Friday 13 December 2019

Mourners face €2 fee to drive into cemetery

A memorial plaque to victims of the Magdalene Laundries in Glasnevin Cemetery, Dublin.
A memorial plaque to victims of the Magdalene Laundries in Glasnevin Cemetery, Dublin.

Fiona Gribben

Glasnevin Trust has introduced traffic and parking control procedures in Palmerstown Cemetery despite concerns raised by local residents.

The cemetery recently introduced a controversial €2 charge for people wishing to drive into the graveyard.

The fee, which was put in place by Glasnevin Trust on March 31, led to protests from local residents and more than 2,500 signed a petition.

The graveyard’s planned reduction of its parking space also met with reservations.

Chief executive of Glasnevin Trust, George McCullough, said free entry into the graveyard was no longer ‘practical’ and the introduction was for a number of reasons to create ‘ a peaceful and pleasant environment’.

According to the trust, these include the increasing numbers of vehicles entering the cemetery as well as the rise in 4x4 jeeps driving over graves leaving deep tyre tracks.

“Once on the public pathway, stopped vehicles totally obstruct the pathway thereby preventing other vehicles access expect for reversing, or worse, driving over graves,” he said.

“Such obstruction is also presented to cemetery vehicles and on occasion, funerals are obstructed.”

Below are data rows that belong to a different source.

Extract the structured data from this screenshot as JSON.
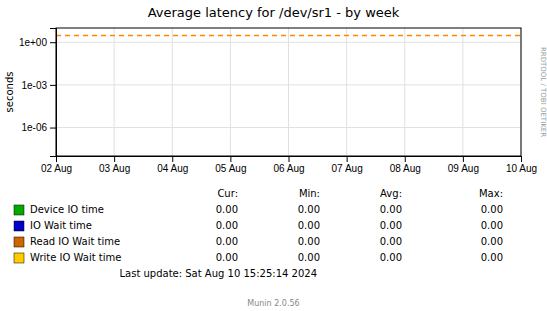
{
  "chart_data": {
    "type": "line",
    "title": "Average latency for /dev/sr1 - by week",
    "ylabel": "seconds",
    "categories": [
      "02 Aug",
      "03 Aug",
      "04 Aug",
      "05 Aug",
      "06 Aug",
      "07 Aug",
      "08 Aug",
      "09 Aug",
      "10 Aug"
    ],
    "log": "y",
    "ylim": [
      1e-08,
      10
    ],
    "yticks": [
      {
        "value": 1e-06,
        "label": "1e-06"
      },
      {
        "value": 0.001,
        "label": "1e-03"
      },
      {
        "value": 1,
        "label": "1e+00"
      }
    ],
    "grid": true,
    "hlines": [
      {
        "value": 3.0,
        "color": "#ff8800",
        "line_style": "dashed"
      }
    ],
    "table": {
      "headers": [
        "Cur:",
        "Min:",
        "Avg:",
        "Max:"
      ],
      "rows": [
        {
          "name": "Device IO time",
          "color": "#00aa00",
          "values": [
            0,
            0,
            0,
            0
          ],
          "value_labels": [
            "0.00",
            "0.00",
            "0.00",
            "0.00"
          ]
        },
        {
          "name": "IO Wait time",
          "color": "#0000cc",
          "values": [
            0,
            0,
            0,
            0
          ],
          "value_labels": [
            "0.00",
            "0.00",
            "0.00",
            "0.00"
          ]
        },
        {
          "name": "Read IO Wait time",
          "color": "#cc6600",
          "values": [
            0,
            0,
            0,
            0
          ],
          "value_labels": [
            "0.00",
            "0.00",
            "0.00",
            "0.00"
          ]
        },
        {
          "name": "Write IO Wait time",
          "color": "#ffcc00",
          "values": [
            0,
            0,
            0,
            0
          ],
          "value_labels": [
            "0.00",
            "0.00",
            "0.00",
            "0.00"
          ]
        }
      ]
    },
    "last_update": "Last update: Sat Aug 10 15:25:14 2024",
    "footer": "Munin 2.0.56",
    "watermark": "RRDTOOL / TOBI OETIKER"
  }
}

The measure also aims to tackle the growing amount of household refuse – including fridges, cookers and mattresses – being dumped in the cemeteries, particularly at weekends.

The €2 charge will cover the equipment installed, monitoring of security, improvements and future maintenance to the cemetery according to the trust.

A meeting between Dublin Cemeteries and local residents from Palmerstown and Clondalkin, and public representatives took place recently in Palmerstown Community Centre in an attempt to resolve the issue.